To ensure that all replication occurs and that you want objects to be extended from eden to the old domain, set MaxTenuring Threshold to 0. After the setting is completed, the rescue space is actually no longer used, so the SurvivorRatio should be set to the maximum value to maximize the Eden space. The settings are as follows:
java ... -XX:MaxTenuringThreshold= 0 –XX:SurvivorRatio=50000…
Postscript: As mentioned in "The 10 Years of the Java Virtual Machine", "The last five years , that is, (JVM) continues to optimize. There are several ways to continue optimization. One is to study new sampling algorithms, because sampling is related to different optimization strategies and will have a relatively large impact on overall performance. Study deep optimization methods. The third is to study garbage collection algorithms. Garbage collection will cause a short pause in the program, which will bring negative user experience.
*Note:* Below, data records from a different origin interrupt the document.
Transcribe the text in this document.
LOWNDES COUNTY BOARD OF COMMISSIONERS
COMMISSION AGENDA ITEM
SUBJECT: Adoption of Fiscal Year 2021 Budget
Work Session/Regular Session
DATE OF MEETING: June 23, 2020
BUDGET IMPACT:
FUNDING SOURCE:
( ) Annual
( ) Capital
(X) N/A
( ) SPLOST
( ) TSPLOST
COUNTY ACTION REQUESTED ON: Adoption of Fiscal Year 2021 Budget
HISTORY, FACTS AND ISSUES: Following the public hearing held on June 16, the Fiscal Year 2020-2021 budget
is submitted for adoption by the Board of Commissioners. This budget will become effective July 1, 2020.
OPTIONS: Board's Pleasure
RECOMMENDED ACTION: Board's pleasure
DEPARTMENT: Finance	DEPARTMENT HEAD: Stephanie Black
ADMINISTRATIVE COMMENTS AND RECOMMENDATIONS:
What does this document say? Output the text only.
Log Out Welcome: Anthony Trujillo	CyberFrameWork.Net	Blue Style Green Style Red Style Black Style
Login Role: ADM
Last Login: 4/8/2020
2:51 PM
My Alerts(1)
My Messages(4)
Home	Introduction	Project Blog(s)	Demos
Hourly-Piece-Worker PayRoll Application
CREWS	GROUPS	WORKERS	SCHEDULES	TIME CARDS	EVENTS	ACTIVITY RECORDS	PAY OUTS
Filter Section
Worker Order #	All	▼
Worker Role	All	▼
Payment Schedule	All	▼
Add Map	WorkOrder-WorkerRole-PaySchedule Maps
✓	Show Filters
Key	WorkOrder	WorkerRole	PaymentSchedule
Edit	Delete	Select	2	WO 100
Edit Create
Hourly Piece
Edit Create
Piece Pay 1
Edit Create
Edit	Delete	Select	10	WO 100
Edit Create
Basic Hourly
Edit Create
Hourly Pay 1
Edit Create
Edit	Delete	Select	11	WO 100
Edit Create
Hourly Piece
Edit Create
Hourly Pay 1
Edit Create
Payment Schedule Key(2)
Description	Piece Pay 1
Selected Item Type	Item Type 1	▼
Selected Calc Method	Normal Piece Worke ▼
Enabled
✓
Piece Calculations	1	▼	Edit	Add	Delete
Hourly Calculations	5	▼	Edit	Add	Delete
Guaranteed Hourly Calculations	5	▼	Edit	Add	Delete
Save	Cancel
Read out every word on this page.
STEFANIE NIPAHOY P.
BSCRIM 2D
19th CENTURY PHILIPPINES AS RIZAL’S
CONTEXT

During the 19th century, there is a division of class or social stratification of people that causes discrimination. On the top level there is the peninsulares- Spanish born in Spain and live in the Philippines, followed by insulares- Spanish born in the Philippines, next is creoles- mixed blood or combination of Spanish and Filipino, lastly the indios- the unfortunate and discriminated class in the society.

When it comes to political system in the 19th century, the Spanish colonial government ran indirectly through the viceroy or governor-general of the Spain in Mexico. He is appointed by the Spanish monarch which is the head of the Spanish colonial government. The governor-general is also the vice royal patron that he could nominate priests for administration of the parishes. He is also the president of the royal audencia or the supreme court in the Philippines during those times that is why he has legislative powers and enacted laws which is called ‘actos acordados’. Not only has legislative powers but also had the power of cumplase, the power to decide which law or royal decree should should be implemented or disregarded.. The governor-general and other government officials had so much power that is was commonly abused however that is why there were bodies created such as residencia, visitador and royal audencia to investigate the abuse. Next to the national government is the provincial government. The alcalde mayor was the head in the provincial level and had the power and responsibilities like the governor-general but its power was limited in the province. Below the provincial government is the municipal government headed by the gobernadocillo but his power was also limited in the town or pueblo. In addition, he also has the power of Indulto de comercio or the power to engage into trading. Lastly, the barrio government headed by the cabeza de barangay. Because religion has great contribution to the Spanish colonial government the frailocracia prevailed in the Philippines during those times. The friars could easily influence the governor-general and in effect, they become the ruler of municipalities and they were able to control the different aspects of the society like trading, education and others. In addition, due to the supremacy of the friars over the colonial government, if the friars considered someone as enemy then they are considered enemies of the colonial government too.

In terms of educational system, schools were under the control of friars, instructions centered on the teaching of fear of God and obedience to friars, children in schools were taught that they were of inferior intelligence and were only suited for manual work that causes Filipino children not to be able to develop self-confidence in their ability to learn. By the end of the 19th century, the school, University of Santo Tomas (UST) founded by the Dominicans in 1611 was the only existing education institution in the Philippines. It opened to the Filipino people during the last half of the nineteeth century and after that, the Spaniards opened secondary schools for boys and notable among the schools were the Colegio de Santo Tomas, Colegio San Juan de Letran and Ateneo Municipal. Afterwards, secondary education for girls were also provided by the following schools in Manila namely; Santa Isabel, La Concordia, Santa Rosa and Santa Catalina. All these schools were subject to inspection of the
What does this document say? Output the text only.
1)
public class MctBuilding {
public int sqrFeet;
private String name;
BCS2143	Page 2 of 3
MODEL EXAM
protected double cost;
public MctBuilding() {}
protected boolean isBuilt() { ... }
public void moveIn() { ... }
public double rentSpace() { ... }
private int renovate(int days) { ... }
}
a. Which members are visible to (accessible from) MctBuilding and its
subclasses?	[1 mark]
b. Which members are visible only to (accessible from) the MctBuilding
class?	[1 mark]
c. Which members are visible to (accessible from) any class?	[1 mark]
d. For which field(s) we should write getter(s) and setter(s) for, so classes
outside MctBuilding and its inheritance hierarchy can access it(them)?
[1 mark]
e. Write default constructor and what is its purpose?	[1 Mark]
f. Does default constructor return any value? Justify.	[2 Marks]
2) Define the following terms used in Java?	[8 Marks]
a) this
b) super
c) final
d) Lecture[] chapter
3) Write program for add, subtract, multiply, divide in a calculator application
Therefore, a variety of algorithms have emerged to improve the efficiency of garbage collection and reduce delays. , such as progressive collection, train algorithm, etc. "Improving the execution speed and efficiency of the language has always been the goal pursued by designers and developers, so garbage collection algorithms will also develop with the passage of time. I don’t think any interviewer would dare to ask you about the garbage collection mechanism of C# or Java (at least I haven’t encountered it yet). Once the discussion is in-depth, many issues are enough to write a long book. But it is really a beautiful thing to inquire deeply and trace the origin. Confucius climbed the Dongshan Mountain and became a small Lu, and climbed the Taishan Mountain and became a small world.